Se as exposições e a actividade surrealista em Portugal, e em Lisboa mais do que em qualquer outro lugar, sempre suscitaram contra si a cólera dos bem pensantes e até daqueles que por si nada pensavam, um resultado ainda mais dramático foi obtido em Luanda, com a totalidade da população branca, a que se juntou uma importante parcela da mestiça, condenando-nos em nome da estética e sobretudo mostrando-se disposta a defender-se duma ameaça vaga mas sentida como altamente perigosa. E se o contexto cultural de Lisboa ainda podia permitir alguma ilusão sobre a veemência da rejeição, em Luanda não existia tal contexto e as reacções eram mais nuas e cruas. Não se pode porém esquecer que a exposição de Azevedo, Lemos e Vespeira, na Casa Jalco, em 1951, provocou uma exposição por parte dos comerciantes de Lisboa, pedindo que a mostra fosse encerrada, pois constituía um atentado à honestidade deles. Não obstante, podia-se invocar diante das autoridades, no campo da estética, os comentadores reconhecidos e toda a parafernália da cultura para defender uma actividade puramente criativa. Em Luanda não era possível, pela falta dum tecido cultural que permitisse defesa ou legitimação.

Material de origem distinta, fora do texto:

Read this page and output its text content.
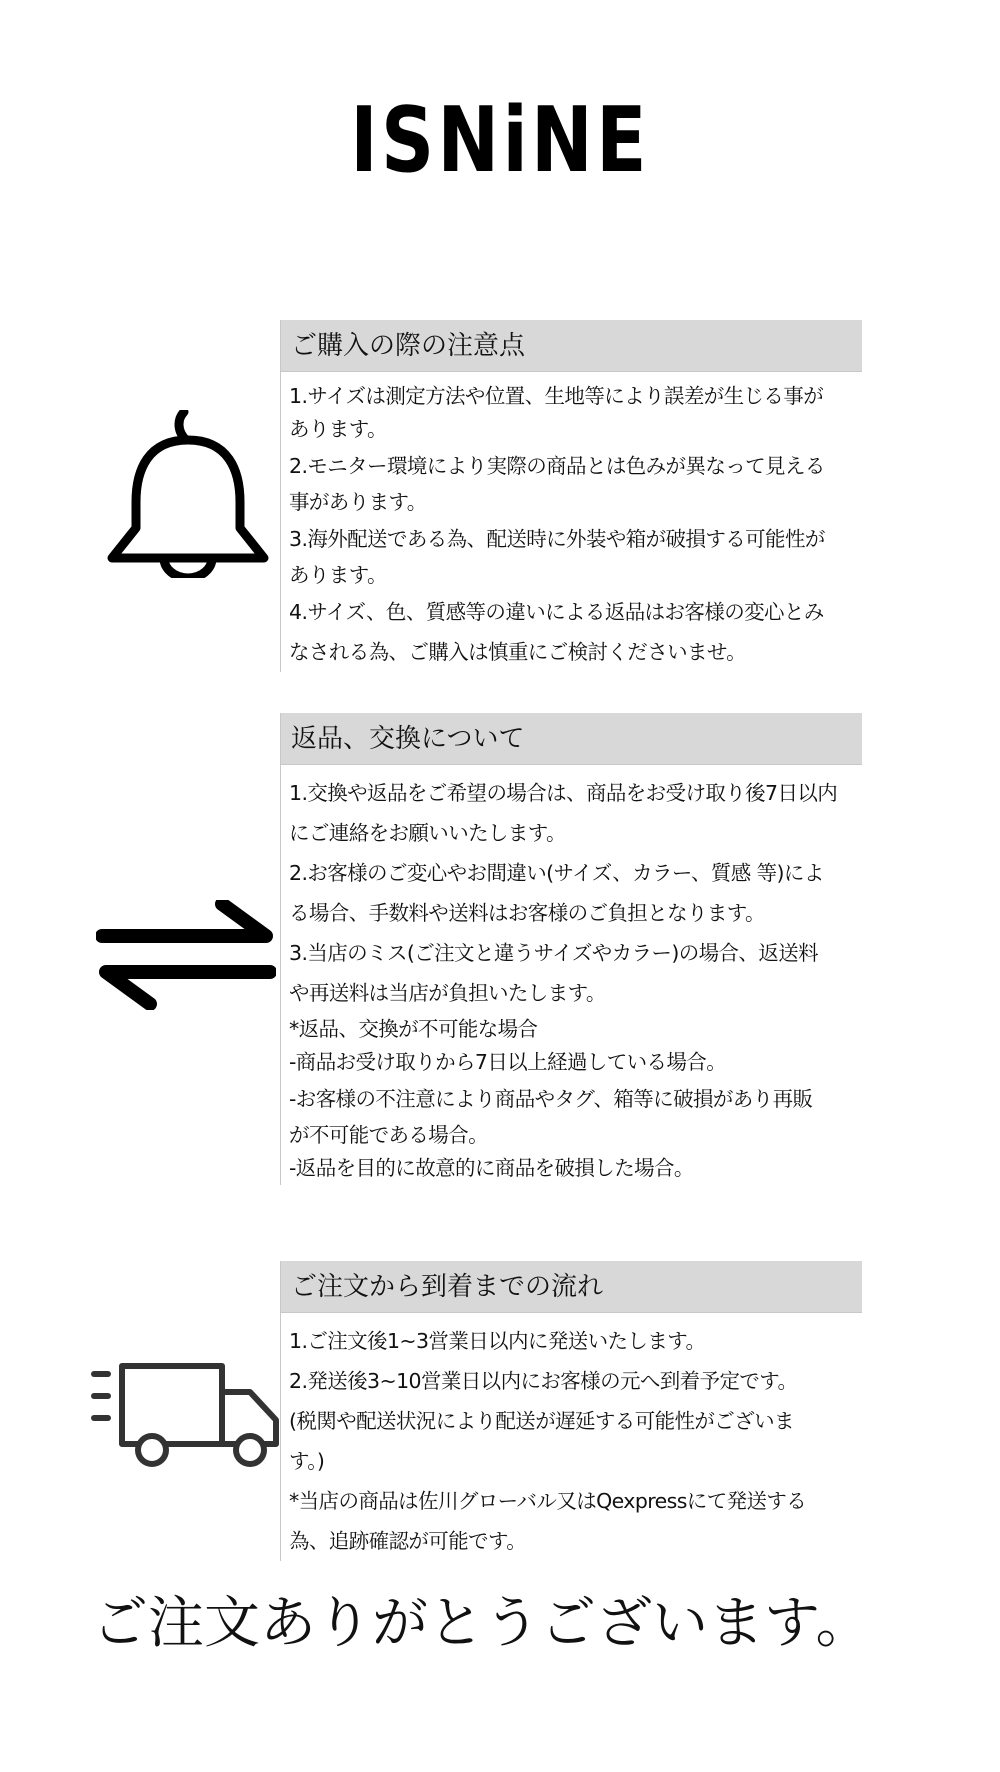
ISNiNE
ご購入の際の注意点
1.サイズは測定方法や位置、生地等により誤差が生じる事が
あります。
2.モニター環境により実際の商品とは色みが異なって見える
事があります。
3.海外配送である為、配送時に外装や箱が破損する可能性が
あります。
4.サイズ、色、質感等の違いによる返品はお客様の変心とみ
なされる為、ご購入は慎重にご検討くださいませ。
返品、交換について
1.交換や返品をご希望の場合は、商品をお受け取り後7日以内
にご連絡をお願いいたします。
2.お客様のご変心やお間違い(サイズ、カラー、質感 等)によ
る場合、手数料や送料はお客様のご負担となります。
3.当店のミス(ご注文と違うサイズやカラー)の場合、返送料
や再送料は当店が負担いたします。
*返品、交換が不可能な場合
-商品お受け取りから7日以上経過している場合。
-お客様の不注意により商品やタグ、箱等に破損があり再販
が不可能である場合。
-返品を目的に故意的に商品を破損した場合。
ご注文から到着までの流れ
1.ご注文後1~3営業日以内に発送いたします。
2.発送後3~10営業日以内にお客様の元へ到着予定です。
(税関や配送状況により配送が遅延する可能性がございま
す。)
*当店の商品は佐川グローバル又はQexpressにて発送する
為、追跡確認が可能です。
ご注文ありがとうございます。
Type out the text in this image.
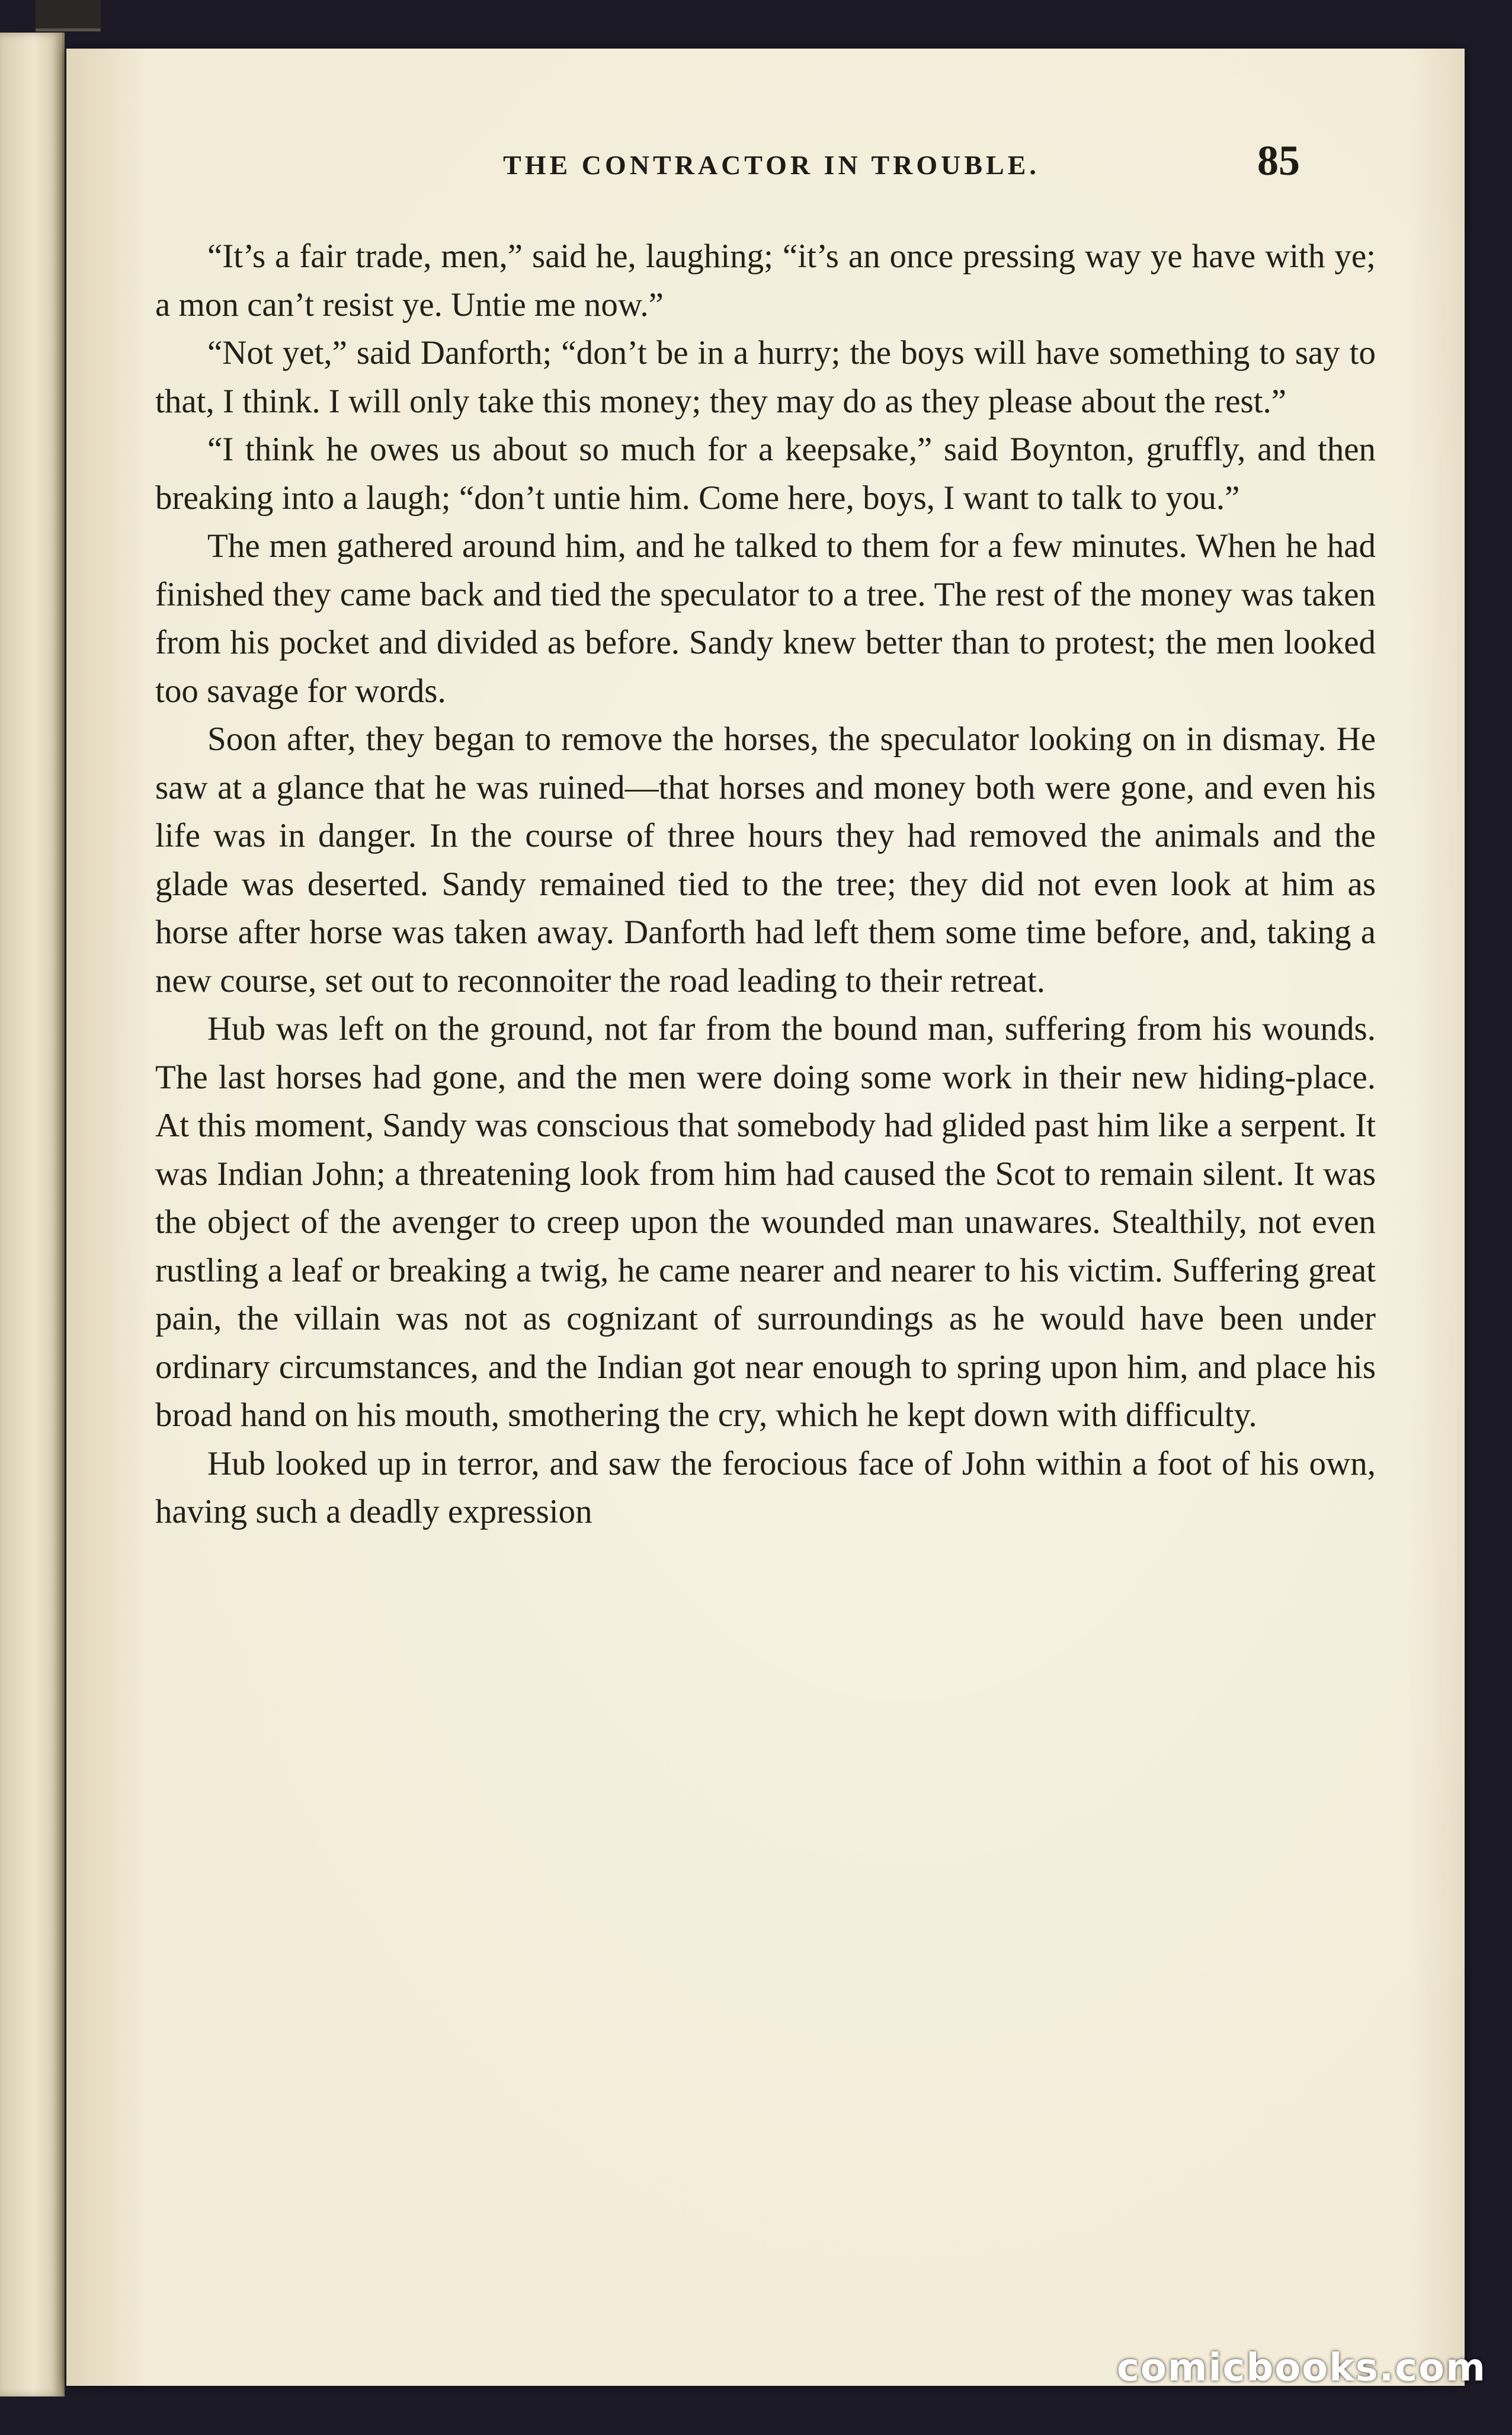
THE CONTRACTOR IN TROUBLE.	85

“It’s a fair trade, men,” said he, laughing; “it’s an once pressing way ye have with ye; a mon can’t resist ye. Untie me now.”

“Not yet,” said Danforth; “don’t be in a hurry; the boys will have something to say to that, I think. I will only take this money; they may do as they please about the rest.”

“I think he owes us about so much for a keepsake,” said Boynton, gruffly, and then breaking into a laugh; “don’t untie him. Come here, boys, I want to talk to you.”

The men gathered around him, and he talked to them for a few minutes. When he had finished they came back and tied the speculator to a tree. The rest of the money was taken from his pocket and divided as before. Sandy knew better than to protest; the men looked too savage for words.

Soon after, they began to remove the horses, the speculator looking on in dismay. He saw at a glance that he was ruined—that horses and money both were gone, and even his life was in danger. In the course of three hours they had removed the animals and the glade was deserted. Sandy remained tied to the tree; they did not even look at him as horse after horse was taken away. Danforth had left them some time before, and, taking a new course, set out to reconnoiter the road leading to their retreat.

Hub was left on the ground, not far from the bound man, suffering from his wounds. The last horses had gone, and the men were doing some work in their new hiding-place. At this moment, Sandy was conscious that somebody had glided past him like a serpent. It was Indian John; a threatening look from him had caused the Scot to remain silent. It was the object of the avenger to creep upon the wounded man unawares. Stealthily, not even rustling a leaf or breaking a twig, he came nearer and nearer to his victim. Suffering great pain, the villain was not as cognizant of surroundings as he would have been under ordinary circumstances, and the Indian got near enough to spring upon him, and place his broad hand on his mouth, smothering the cry, which he kept down with difficulty.

Hub looked up in terror, and saw the ferocious face of John within a foot of his own, having such a deadly expression

comicbooks.com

A falta deste tecido, que nos podia ter servido de escudo, provocou ainda outros efeitos reveladores. A população de Luanda, e uma parte significativa da população do resto de Angola, informada pela imprensa e pela rádio, sentiram a exposição de 1957 como uma manifestação de incrédula alucinação: a iniciativa partia de brancos que não hesitavam em colocar em cima da mesa a hipótese duma africanização da cultura. É preciso aqui ter consciência do carácter eminentemente racista da sociedade portuguesa, que nos trópicos se acentua ainda mais. Diz-se um pouco por todo o lado, e Gilberto Freyre muito contribuiu para consolidar esta tese, que o luso-tropical não tem o mesmo código de comportamento racial dos holandeses e dos ingleses. Todos sabemos que não é verdade: a sociedade portuguesa pratica o racismo dos hipócritas, dos que não ousam olhar de frente a questão, mas qualquer um se pode dar conta que a exclusão existe. Para o provar bastava então a topografia de Luanda, com um pequeno núcleo, a cidade baixa ou branca, e em volta a imensa cidade africana e negra, com os vários bairros ou aglomerados, de nomes bem expressivos (Cayatte, Prenda, Lixeira…).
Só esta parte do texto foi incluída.